Beaucoup de romans commencent donc par une rupture amoureuse. Et finissent par une héroïne qui trouve finalement l’amour dans les bras d’une autre personne. J’adore cet archétype parce que souvent, il repose vraiment sur la capacité de l’héroïne à entreprendre un travail d’introspection. A se remettre en question. Et c’est cette évolution intime qui la place en capacité de rencontrer la bonne personne et de construire enfin une relation saine.
Pourquoi c’est intéressant : parce que c’est l’occasion d’aborder le sujet des relations toxiques, de l’insécurité affective, du manque d’estime de soi, mais aussi de la charge mentale des femmes. Autant de sujets qui ne sont pas forcément sexy a priori, mais qui forment un socle très intéressant pour expliquer la nécessité d’un changement de vie.
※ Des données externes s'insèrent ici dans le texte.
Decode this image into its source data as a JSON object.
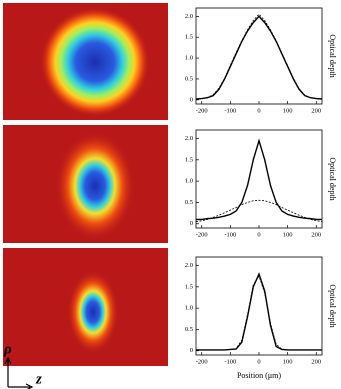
{
  "chart_data": [
    {
      "type": "line",
      "y_label": "Optical depth",
      "x": [
        -220,
        -200,
        -180,
        -160,
        -140,
        -120,
        -100,
        -80,
        -60,
        -40,
        -20,
        0,
        20,
        40,
        60,
        80,
        100,
        120,
        140,
        160,
        180,
        200,
        220
      ],
      "xlim": [
        -220,
        220
      ],
      "xticks": [
        -200,
        -100,
        0,
        100,
        200
      ],
      "ylim": [
        -0.1,
        2.2
      ],
      "yticks": [
        0,
        0.5,
        {
          "value": 1,
          "label": "1.0"
        },
        1.5,
        {
          "value": 2,
          "label": "2.0"
        }
      ],
      "series": [
        {
          "color": "#000000",
          "dashed": false,
          "values": [
            0.02,
            0.03,
            0.05,
            0.1,
            0.25,
            0.5,
            0.8,
            1.1,
            1.4,
            1.65,
            1.85,
            2.0,
            1.85,
            1.65,
            1.4,
            1.1,
            0.8,
            0.5,
            0.25,
            0.1,
            0.05,
            0.03,
            0.02
          ]
        },
        {
          "color": "#000000",
          "dashed": true,
          "values": [
            0.02,
            0.03,
            0.06,
            0.12,
            0.28,
            0.52,
            0.83,
            1.13,
            1.42,
            1.68,
            1.9,
            2.05,
            1.9,
            1.68,
            1.42,
            1.12,
            0.82,
            0.52,
            0.27,
            0.11,
            0.05,
            0.03,
            0.02
          ]
        }
      ]
    },
    {
      "type": "line",
      "y_label": "Optical depth",
      "x": [
        -220,
        -200,
        -180,
        -160,
        -140,
        -120,
        -100,
        -80,
        -60,
        -40,
        -20,
        0,
        20,
        40,
        60,
        80,
        100,
        120,
        140,
        160,
        180,
        200,
        220
      ],
      "xlim": [
        -220,
        220
      ],
      "xticks": [
        -200,
        -100,
        0,
        100,
        200
      ],
      "ylim": [
        -0.1,
        2.2
      ],
      "yticks": [
        0,
        0.5,
        {
          "value": 1,
          "label": "1.0"
        },
        1.5,
        {
          "value": 2,
          "label": "2.0"
        }
      ],
      "series": [
        {
          "color": "#000000",
          "dashed": false,
          "values": [
            0.1,
            0.1,
            0.12,
            0.13,
            0.15,
            0.18,
            0.22,
            0.3,
            0.5,
            0.9,
            1.5,
            1.95,
            1.5,
            0.9,
            0.5,
            0.3,
            0.22,
            0.18,
            0.15,
            0.13,
            0.12,
            0.1,
            0.1
          ]
        },
        {
          "color": "#000000",
          "dashed": true,
          "values": [
            0.05,
            0.07,
            0.1,
            0.15,
            0.2,
            0.26,
            0.32,
            0.38,
            0.45,
            0.5,
            0.54,
            0.55,
            0.54,
            0.5,
            0.45,
            0.38,
            0.32,
            0.26,
            0.2,
            0.15,
            0.1,
            0.07,
            0.05
          ]
        }
      ]
    },
    {
      "type": "line",
      "y_label": "Optical depth",
      "x_label": "Position (μm)",
      "x": [
        -220,
        -200,
        -180,
        -160,
        -140,
        -120,
        -100,
        -80,
        -60,
        -40,
        -20,
        0,
        20,
        40,
        60,
        80,
        100,
        120,
        140,
        160,
        180,
        200,
        220
      ],
      "xlim": [
        -220,
        220
      ],
      "xticks": [
        -200,
        -100,
        0,
        100,
        200
      ],
      "ylim": [
        -0.1,
        2.2
      ],
      "yticks": [
        0,
        0.5,
        {
          "value": 1,
          "label": "1.0"
        },
        1.5,
        {
          "value": 2,
          "label": "2.0"
        }
      ],
      "series": [
        {
          "color": "#000000",
          "dashed": false,
          "values": [
            0.02,
            0.02,
            0.02,
            0.02,
            0.02,
            0.02,
            0.03,
            0.04,
            0.2,
            0.8,
            1.5,
            1.8,
            1.4,
            0.6,
            0.1,
            0.03,
            0.02,
            0.02,
            0.02,
            0.02,
            0.02,
            0.02,
            0.02
          ]
        },
        {
          "color": "#000000",
          "dashed": true,
          "values": [
            0.02,
            0.02,
            0.02,
            0.02,
            0.02,
            0.02,
            0.03,
            0.05,
            0.25,
            0.85,
            1.55,
            1.75,
            1.35,
            0.65,
            0.15,
            0.04,
            0.02,
            0.02,
            0.02,
            0.02,
            0.02,
            0.02,
            0.02
          ]
        }
      ]
    }
  ],
  "axis_labels": {
    "rho": "ρ",
    "z": "z"
  }
}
Mais la rupture amoureuse n’est pas le seul chemin émotionnel qu’on trouve fréquemment dans le roman Feel-Good. L’archétype de la remise en question est aussi étroitement lié au deuil. C’est un sujet que j’ai retrouvé dans plusieurs romans. Et souvent c’est traité avec habileté, pour déclencher la remise en question de l’héroïne. La confrontation avec la perte d’un être aimé est l’occasion de faire le point et d’entreprendre enfin le chantier du grand changement qui permettra le bonheur.
Ce que ça dit de nous : Cette observation n’est pas la plus confortable. Mais je pense que ces deux archétypes du roman Feel-Good soulignent à quel point nous sommes des créatures trop routinières. Une fois que nous sommes installés dans un quotidien rassurant, il est très pénible et trop effrayant de le quitter. Même si il ne fait pas notre bonheur. Nous abordons souvent les relations sentimentales comme une habitude dont il est trop dur de se détacher. Et quand on a déjà investit tant d’années dans une relation, ce n’est pas pour jeter l’éponge finalement, non ? Sauf que le roman Feel-Good démontre notre envie de changer justement. La rupture nous fait fantasmer. Il y a de quoi s’interroger ?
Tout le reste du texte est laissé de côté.